Leading supply chain organisations are taking proactive steps:

  • Map accountability across your logistics network: Document every AI system touching your supply chain operations – freight pricing algorithms, inventory prediction tools, warehouse management systems, routing optimisation. Identify who developed each system, who provides the data, who customised it, and who operates it. Make responsibilities explicit in contracts.
  • Build oversight into freight operations: For high-stakes decisions – large shipments, critical inventory orders, sensitive routing – implement human verification checkpoints. AI can recommend, but experienced logistics professionals should approve before execution.
  • Test your systems against operational failures: Don’t just test for efficiency. Test for what happens when port congestion spikes, when carriers cancel unexpectedly, when demand forecasts are wildly wrong. The failures that damage your business are the scenarios your AI wasn’t trained to handle.
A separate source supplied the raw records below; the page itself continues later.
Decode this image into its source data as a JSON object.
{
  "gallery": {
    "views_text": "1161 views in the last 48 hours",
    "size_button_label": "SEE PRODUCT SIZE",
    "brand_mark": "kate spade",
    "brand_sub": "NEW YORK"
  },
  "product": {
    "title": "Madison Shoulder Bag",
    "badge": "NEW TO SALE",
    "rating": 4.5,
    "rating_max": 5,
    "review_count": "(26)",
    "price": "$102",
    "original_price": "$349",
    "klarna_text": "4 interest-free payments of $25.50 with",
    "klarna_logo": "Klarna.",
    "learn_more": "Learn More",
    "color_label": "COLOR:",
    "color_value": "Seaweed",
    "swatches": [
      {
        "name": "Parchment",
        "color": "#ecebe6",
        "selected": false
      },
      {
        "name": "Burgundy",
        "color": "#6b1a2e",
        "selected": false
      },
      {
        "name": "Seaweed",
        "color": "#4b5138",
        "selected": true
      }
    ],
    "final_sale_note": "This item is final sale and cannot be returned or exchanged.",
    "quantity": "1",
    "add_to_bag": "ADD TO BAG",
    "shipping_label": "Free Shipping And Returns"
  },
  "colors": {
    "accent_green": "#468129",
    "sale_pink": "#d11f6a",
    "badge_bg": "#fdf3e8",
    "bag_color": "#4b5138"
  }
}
  • Establish clear escalation protocols: When AI systems detect defects or anomalies, ensure there are defined processes for human intervention, particularly where multiple organisations in the supply chain are affected. Rapid communication prevents localised AI failures from cascading into network-wide disruptions.
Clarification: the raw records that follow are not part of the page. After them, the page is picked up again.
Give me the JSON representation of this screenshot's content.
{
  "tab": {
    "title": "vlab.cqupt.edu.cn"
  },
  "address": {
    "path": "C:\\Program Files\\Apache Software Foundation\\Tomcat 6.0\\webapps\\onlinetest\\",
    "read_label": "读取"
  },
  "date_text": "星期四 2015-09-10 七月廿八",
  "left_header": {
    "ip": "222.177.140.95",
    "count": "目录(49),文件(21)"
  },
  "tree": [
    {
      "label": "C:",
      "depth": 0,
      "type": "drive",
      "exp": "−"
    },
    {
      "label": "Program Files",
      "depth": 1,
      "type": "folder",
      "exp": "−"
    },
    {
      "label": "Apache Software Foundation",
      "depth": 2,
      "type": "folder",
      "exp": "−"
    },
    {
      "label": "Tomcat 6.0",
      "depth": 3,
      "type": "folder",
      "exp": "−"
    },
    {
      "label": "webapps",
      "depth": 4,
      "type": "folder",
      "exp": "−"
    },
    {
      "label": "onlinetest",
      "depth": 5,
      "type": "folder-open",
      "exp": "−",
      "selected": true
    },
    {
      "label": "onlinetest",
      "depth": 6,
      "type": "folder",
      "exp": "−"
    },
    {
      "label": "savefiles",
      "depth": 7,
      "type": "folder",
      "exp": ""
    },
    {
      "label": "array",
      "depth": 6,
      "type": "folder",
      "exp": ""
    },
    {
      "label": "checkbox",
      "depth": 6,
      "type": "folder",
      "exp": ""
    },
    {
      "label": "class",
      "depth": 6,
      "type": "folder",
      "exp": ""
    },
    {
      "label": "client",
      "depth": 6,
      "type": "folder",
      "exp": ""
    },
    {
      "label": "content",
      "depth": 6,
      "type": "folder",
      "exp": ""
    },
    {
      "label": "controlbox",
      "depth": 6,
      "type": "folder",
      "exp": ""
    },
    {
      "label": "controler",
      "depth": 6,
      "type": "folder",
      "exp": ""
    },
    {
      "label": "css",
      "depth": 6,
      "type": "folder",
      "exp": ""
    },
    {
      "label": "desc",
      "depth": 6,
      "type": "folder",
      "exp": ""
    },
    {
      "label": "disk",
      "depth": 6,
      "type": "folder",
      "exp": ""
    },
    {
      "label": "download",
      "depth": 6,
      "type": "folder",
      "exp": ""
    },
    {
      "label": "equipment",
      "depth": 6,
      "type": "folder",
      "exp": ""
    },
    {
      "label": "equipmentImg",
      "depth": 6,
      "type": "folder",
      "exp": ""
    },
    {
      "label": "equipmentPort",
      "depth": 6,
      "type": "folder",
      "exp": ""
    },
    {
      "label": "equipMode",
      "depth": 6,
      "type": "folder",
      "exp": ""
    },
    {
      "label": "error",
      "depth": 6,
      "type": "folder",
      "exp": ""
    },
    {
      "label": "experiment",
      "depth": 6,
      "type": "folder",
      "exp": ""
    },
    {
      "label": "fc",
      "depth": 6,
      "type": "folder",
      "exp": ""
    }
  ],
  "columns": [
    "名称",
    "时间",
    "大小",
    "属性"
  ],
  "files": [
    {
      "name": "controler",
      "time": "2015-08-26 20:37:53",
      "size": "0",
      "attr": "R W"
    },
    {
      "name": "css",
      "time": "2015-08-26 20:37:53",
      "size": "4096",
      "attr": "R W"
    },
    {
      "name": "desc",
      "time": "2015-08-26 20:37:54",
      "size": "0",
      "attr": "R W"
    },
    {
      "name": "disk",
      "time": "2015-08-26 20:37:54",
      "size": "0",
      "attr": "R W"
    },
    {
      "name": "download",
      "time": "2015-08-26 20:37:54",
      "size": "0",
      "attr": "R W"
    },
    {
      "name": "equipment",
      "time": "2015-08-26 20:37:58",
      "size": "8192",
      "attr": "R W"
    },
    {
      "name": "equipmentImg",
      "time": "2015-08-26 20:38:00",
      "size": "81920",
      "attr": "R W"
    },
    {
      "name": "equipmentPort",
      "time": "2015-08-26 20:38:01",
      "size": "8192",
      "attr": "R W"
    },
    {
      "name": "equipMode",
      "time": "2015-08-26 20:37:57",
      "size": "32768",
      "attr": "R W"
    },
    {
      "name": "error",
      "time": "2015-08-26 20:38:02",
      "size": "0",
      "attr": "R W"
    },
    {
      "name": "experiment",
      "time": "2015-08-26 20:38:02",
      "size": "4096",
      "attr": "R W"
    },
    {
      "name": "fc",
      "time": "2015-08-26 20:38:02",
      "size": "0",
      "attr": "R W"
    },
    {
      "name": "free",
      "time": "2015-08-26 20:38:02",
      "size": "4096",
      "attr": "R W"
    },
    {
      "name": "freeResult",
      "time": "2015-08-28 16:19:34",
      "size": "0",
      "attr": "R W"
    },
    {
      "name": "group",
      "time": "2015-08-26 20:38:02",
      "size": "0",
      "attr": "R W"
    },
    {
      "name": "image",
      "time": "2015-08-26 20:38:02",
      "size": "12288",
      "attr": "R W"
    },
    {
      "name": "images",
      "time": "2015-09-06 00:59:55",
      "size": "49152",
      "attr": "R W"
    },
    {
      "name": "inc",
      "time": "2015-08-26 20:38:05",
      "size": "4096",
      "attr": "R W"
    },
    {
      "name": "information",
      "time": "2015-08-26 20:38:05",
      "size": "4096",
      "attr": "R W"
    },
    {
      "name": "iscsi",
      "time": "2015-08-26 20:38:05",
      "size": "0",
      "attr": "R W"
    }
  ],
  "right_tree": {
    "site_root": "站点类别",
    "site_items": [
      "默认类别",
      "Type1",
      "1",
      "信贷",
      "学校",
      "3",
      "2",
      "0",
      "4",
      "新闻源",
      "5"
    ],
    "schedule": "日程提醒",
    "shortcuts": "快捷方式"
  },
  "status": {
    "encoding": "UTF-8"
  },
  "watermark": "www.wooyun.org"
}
  • Review insurance for logistics-specific exposures: Standard commercial policies may not cover losses from algorithmic freight pricing errors, inventory prediction failures, or routing optimisation mistakes. Assess your specific exposures and consider specialised coverage.
  • Document your AI governance for clients and regulators: When enterprise shippers or regulators ask how your AI makes decisions, you need clear answers. Implement the National AI Centre’s Guidance for AI Adoption specifically for your supply chain operations – not as a compliance exercise, but as operational protection.

Australia’s approach places the burden on logistics operators to manage AI responsibly. The companies establishing robust governance frameworks now will be positioned as trusted partners when mandatory requirements arrive.

The AI transparency gap won’t close itself. In Australian supply chains, the question is whether your organisation will lead on accountability in freight operations, or learn from costly mistakes.